By Jon Peterson
San Francisco-based Stockbridge Capital Group is raising money for a new fund that would embrace the smart and small, and eschew the popular.
The Stockbridge Smart Markets Fund, which is expected to raise as much as $1 billion in equity to start, plans initially to target lower-tier major markets with smart, tech-savvy workforces, and smaller assets, according to public records and a pension fund consultant. The first three deals in the fund have been a 94,000 square-foot office building in the Eastside Seattle Market, a Seattle suburb, with additional purchases in Houston and Atlanta.
The fund will avoid a handful of so-called Gateway markets nationwide that have been popular targets for institutional investors in the recovery—markets such as San Francisco, Boston, New York and Washington, D.C. Fund managers believe that prices have risen too fast, said Ed Schwartz, a co-founder with ORG Portfolio Management. Eventually, however, the fund intends to come back to those locales.
ORG is a well-known, Cleveland-based real estate consultant to pension funds. It has studied the Stockbridge fund on behalf of clients including the Texas Municipal Retirement System and the Santa Barbara County Employees’ Retirement System.
“The fund is brand new, so it won’t have any legacy issues from previous investments,” Schwartz said. “It also will be targeting smaller deals in the range of $10 million to $50 million. This could allow it to have much less competition for deals as most core open-ended funds are looking at much larger transactions.”

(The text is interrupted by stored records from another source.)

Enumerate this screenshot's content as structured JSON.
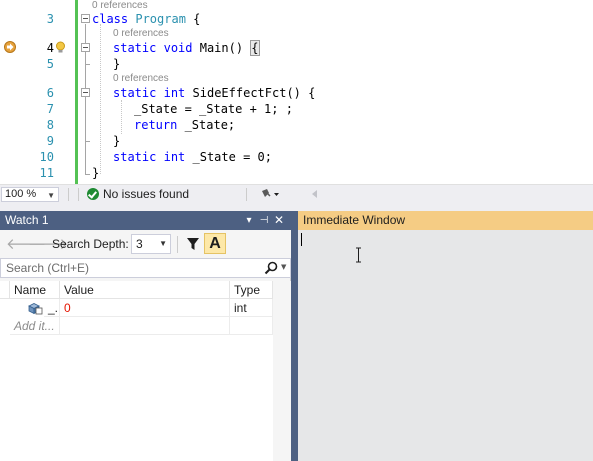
{
  "editor": {
    "line_numbers": [
      "3",
      "4",
      "5",
      "6",
      "7",
      "8",
      "9",
      "10",
      "11"
    ],
    "reference_hints": [
      "0 references",
      "0 references",
      "0 references"
    ],
    "code": {
      "l3": {
        "kw": "class",
        "name": "Program",
        "rest": " {"
      },
      "l4": {
        "kw1": "static",
        "kw2": "void",
        "rest": " Main() ",
        "brace": "{"
      },
      "l5": {
        "text": "}"
      },
      "l6": {
        "kw1": "static",
        "kw2": "int",
        "name": "SideEffectFct",
        "rest": "() {"
      },
      "l7": {
        "text": "_State = _State + 1; ;"
      },
      "l8": {
        "kw": "return",
        "rest": " _State;"
      },
      "l9": {
        "text": "}"
      },
      "l10": {
        "kw1": "static",
        "kw2": "int",
        "rest": " _State = 0;"
      },
      "l11": {
        "text": "}"
      }
    }
  },
  "status_bar": {
    "zoom": "100 %",
    "issues": "No issues found"
  },
  "watch": {
    "title": "Watch 1",
    "search_depth_label": "Search Depth:",
    "search_depth_value": "3",
    "search_placeholder": "Search (Ctrl+E)",
    "aa_button": "A",
    "columns": [
      "Name",
      "Value",
      "Type"
    ],
    "rows": [
      {
        "name": "_...",
        "value": "0",
        "type": "int"
      }
    ],
    "add_item": "Add it..."
  },
  "immediate": {
    "title": "Immediate Window"
  },
  "colors": {
    "tool_window_title": "#4d6082",
    "active_title": "#f5cc84",
    "keyword": "#0000ff",
    "type": "#2b91af",
    "changed_value": "#e51400",
    "change_bar": "#54c254"
  },
  "icons": [
    "breakpoint-arrow-icon",
    "lightbulb-icon",
    "check-circle-icon",
    "broom-icon",
    "filter-icon",
    "search-icon",
    "property-icon",
    "ibeam-cursor-icon"
  ]
}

Texas Municipal approved a $100 million commitment to the fund in the spring of 2011. Santa Barbara is considering a $10 million commitment to the fund in the first quarter. Stockbridge did not respond to phone calls for comment.
The anticipated returns for investors in the commingled fund are an unleveraged internal rate of return of 7 percent to 9 percent. The fund is expected to use 30 percent leverage.
According to a document provided by Santa Barbara County, the investment strategy for the fund is eventually to invest in 12 U.S. markets that Stockbridge believes are poised to capture a large share of long-term U.S. employment growth and are home to major universities and highly educated work forces. In California, that means the San Francisco Bay Area, the Los Angeles Area and San Diego. It will continue to target smaller-scale assets.
The Smart Markets Fund expects to invest in the four main property types of office, industrial, retail and apartments. For the San Francisco region, only office, industrial and apartments will be considered for investment, according to the pension fund document.
Core real estate typically means properties that are less than 10 years old and are no less than 80 percent occupied. Open-ended commingled funds have no pre-determined time period for accepting capital from investors, meaning the fund could continue to raise equity above the $1 billion threshold.